The conference will take place over two days, April 27 and 28, 2021. The first day will cover a wide range of examples presented by the graduate students. The subject of “Conversions” will be introduced by two keynote presentations in order to give an methodological input for discussion.

 

The second day will center on the different “biographies” of the byzantine monastery Chora/Kariye in Constantinople/Istanbul between late antiquity and the 21st century.

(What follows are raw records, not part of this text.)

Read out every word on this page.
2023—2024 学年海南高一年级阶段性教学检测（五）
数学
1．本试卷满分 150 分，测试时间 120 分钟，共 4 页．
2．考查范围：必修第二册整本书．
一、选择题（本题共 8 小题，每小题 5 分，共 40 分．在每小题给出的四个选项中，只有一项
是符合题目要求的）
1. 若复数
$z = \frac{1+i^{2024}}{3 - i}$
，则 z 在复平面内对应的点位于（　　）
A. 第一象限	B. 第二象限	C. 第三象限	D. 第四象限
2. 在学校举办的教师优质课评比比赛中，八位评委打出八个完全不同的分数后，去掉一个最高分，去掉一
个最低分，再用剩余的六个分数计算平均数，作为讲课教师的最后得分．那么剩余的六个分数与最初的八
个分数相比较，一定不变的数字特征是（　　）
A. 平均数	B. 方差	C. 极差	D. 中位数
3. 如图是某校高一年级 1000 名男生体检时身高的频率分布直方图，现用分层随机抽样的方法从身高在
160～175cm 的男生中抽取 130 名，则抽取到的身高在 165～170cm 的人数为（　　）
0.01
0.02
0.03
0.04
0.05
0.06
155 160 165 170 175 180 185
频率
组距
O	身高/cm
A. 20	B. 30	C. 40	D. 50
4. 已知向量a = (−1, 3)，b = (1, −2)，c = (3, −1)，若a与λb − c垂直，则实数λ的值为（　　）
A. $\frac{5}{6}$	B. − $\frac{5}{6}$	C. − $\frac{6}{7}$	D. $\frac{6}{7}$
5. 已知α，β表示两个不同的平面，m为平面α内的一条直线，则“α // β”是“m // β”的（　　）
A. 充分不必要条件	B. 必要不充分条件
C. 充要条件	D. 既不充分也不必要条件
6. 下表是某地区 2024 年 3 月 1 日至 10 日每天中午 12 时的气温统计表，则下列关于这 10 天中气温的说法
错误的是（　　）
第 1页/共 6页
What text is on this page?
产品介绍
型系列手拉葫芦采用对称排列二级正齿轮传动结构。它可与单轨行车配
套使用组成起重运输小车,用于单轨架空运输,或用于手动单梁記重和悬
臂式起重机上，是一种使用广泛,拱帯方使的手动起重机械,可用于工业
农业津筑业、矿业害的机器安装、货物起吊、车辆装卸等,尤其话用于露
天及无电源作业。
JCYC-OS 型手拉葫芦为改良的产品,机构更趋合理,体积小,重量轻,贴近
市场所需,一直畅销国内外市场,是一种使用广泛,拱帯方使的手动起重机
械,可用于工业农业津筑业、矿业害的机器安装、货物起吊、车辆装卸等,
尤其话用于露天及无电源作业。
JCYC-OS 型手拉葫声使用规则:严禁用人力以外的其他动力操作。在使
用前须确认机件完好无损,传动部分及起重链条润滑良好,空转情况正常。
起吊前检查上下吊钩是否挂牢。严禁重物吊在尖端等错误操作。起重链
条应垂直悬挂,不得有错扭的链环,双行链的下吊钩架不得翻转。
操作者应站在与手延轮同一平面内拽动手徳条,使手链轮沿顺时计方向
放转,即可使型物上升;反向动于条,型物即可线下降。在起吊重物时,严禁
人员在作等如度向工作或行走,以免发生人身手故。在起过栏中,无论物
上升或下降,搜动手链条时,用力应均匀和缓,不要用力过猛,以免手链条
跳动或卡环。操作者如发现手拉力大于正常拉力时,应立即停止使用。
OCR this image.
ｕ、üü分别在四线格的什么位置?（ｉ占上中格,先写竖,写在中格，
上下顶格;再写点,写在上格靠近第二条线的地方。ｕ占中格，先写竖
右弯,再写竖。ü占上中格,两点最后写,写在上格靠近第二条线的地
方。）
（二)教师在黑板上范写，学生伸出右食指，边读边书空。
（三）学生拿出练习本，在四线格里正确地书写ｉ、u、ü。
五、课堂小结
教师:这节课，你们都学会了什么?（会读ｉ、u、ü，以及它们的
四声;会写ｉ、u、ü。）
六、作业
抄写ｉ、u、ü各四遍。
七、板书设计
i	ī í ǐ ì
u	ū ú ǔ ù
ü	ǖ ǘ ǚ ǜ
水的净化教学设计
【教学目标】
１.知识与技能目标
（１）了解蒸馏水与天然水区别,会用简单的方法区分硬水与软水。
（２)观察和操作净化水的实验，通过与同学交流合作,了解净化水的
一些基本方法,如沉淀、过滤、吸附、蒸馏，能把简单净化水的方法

A number of international specialists will present key moments in the monument’s history. 

 

In the capital of the Ottoman state Istanbul, nearly four dozen Byzantine churches converted into mosques underwent architectural adjustments to serve new functional purposes as well as new social groups. Their survival throughout the Ottoman period is largely due to their conversion into mosques.

In the early years of the Turkish Republic, several of these buildings which were largely abandoned and little used were progressively turned into museums, with their Byzantine artistic decoration becoming the center of conservation and research interests.

 

Following the return of the Byzantine court to Constantinople in 1261 and the end of the Latin presence, the city’s artistic patronage was enriched by dynamic aristocratic families connected with the imperial house. By 1321, the old monastery of the Holy Saviour in the Country (Ἱερά Μονὴ τοῦ Ἁγίου Σωτῆρος ἐν τῇ Χώρᾳ), also known as Saint Savior in Chora, was architecturally transformed and refurbished by Grand Logothete Theodore Methochites. By the early 16th century and some decades after the Ottoman conquest of the city, Saint Savior in Chora was converted into a mosque by Grand Vizir Hadım Atik Ali Paşa. The Chora was part of a large group of Byzantine-period churches in Istanbul whose function was modified to serve a new religious community. In 1958, the Chora opened to the public as the Kariye Museum. Subsequent to an order in 2019 by the Turkish Council of State that paved the way for its usage as a mosque, the year 2020 marked the reversal of the status of the Kariye Museum.